Originally published February 7th, 2010.
Silver did exactly what was predicted in last weekend's update - it bounced off the support of its long-term uptrend line before reversing and crashing through it spectacularly on Thursday, but then on Friday it bounced back strongly in the late trade, leaving behind a bull hammer on the chart, leading bulls to declare that "the correction is over". The questions therefore are "Was it a correction and is it over?"
For reasons that are discussed in the Gold Market update, the recent downturn in both gold and silver is thought to mark the onset of a more severe decline associated with the re-emergence of deflationary fears - Deflationary Downwave Mk 2, otherwise known as Son of Crash 2008. It should not mark the end of the bullmarket in Precious Metals, because politicians can be expected to react to another deflationary downwave the only way they know how, which is more money creation, more bailouts and more monetization, leading to intensifying inflationary pressures again, upping the stakes and the risk to another higher level.

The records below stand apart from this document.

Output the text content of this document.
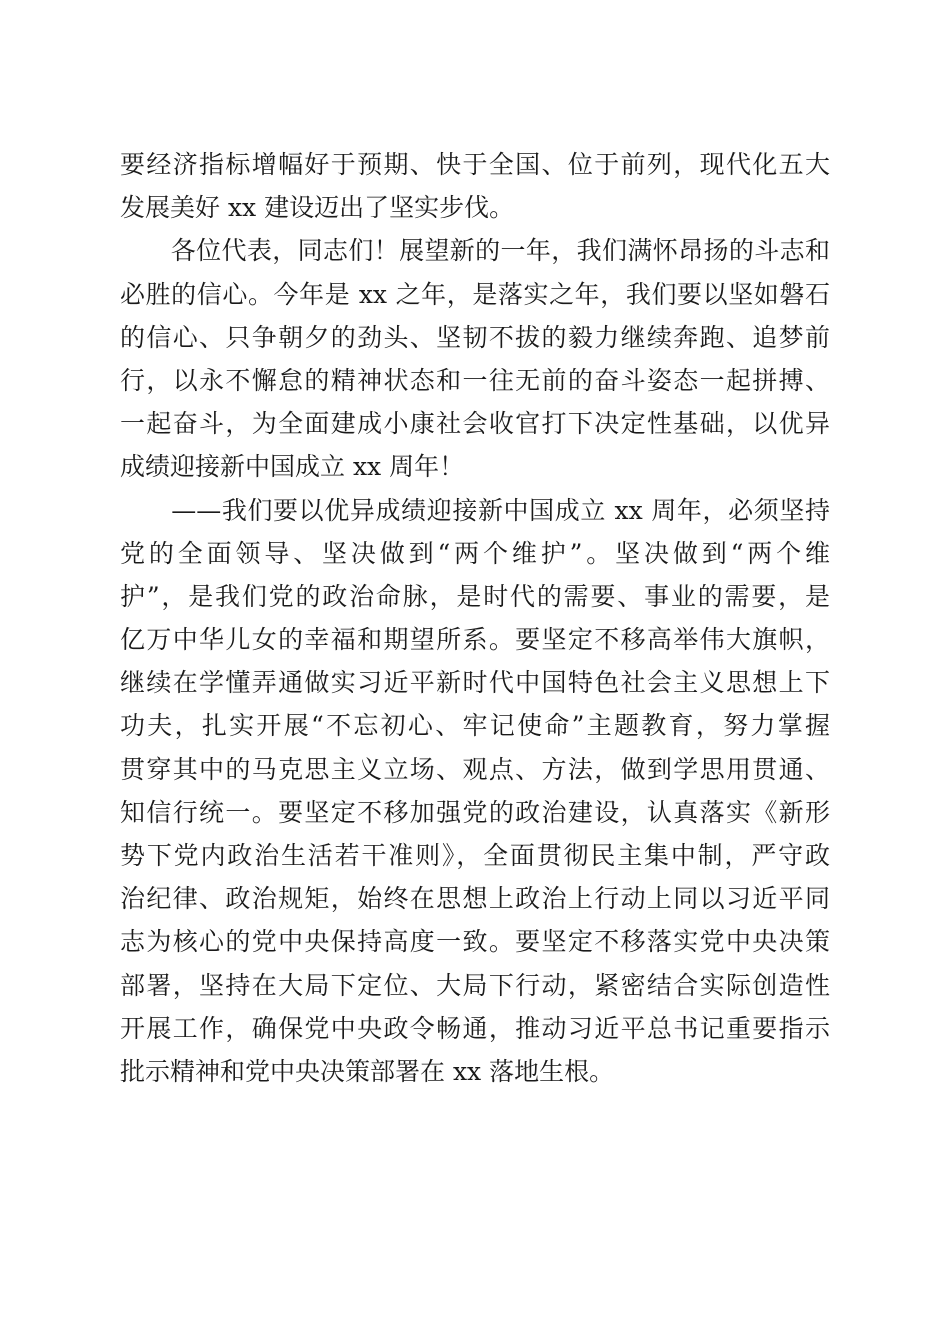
要经济指标增幅好于预期、快于全国、位于前列，现代化五大
发展美好 xx 建设迈出了坚实步伐。
　　各位代表，同志们！展望新的一年，我们满怀昂扬的斗志和
必胜的信心。今年是 xx 之年，是落实之年，我们要以坚如磐石
的信心、只争朝夕的劲头、坚韧不拔的毅力继续奔跑、追梦前
行，以永不懈怠的精神状态和一往无前的奋斗姿态一起拼搏、
一起奋斗，为全面建成小康社会收官打下决定性基础，以优异
成绩迎接新中国成立 xx 周年！
　　——我们要以优异成绩迎接新中国成立 xx 周年，必须坚持
党的全面领导、坚决做到“两个维护”。坚决做到“两个维
护”，是我们党的政治命脉，是时代的需要、事业的需要，是
亿万中华儿女的幸福和期望所系。要坚定不移高举伟大旗帜，
继续在学懂弄通做实习近平新时代中国特色社会主义思想上下
功夫，扎实开展“不忘初心、牢记使命”主题教育，努力掌握
贯穿其中的马克思主义立场、观点、方法，做到学思用贯通、
知信行统一。要坚定不移加强党的政治建设，认真落实《新形
势下党内政治生活若干准则》，全面贯彻民主集中制，严守政
治纪律、政治规矩，始终在思想上政治上行动上同以习近平同
志为核心的党中央保持高度一致。要坚定不移落实党中央决策
部署，坚持在大局下定位、大局下行动，紧密结合实际创造性
开展工作，确保党中央政令畅通，推动习近平总书记重要指示
批示精神和党中央决策部署在 xx 落地生根。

On the 2-year plus arithmetic chart for silver we can see that unlike gold, silver has broken down from its uptrend by a decisive margin, which is regarded as a serious bearish development that opens the door to a plunge similar to that which occurred in 2008. While the combination of it becoming critically oversold on some short-term oscillators, like the RSI shown on this chart, and the appearance of a bull hammer on the chart on Friday, suggests temporary downside exhaustion and a relief rally, any such rally is likely to to brief and unlikely to carry the price back above the $16 level again before the decline resumes in earnest. Silver is therefore regarded as a short sale on a near-term rally towards $16, with a stop above $16.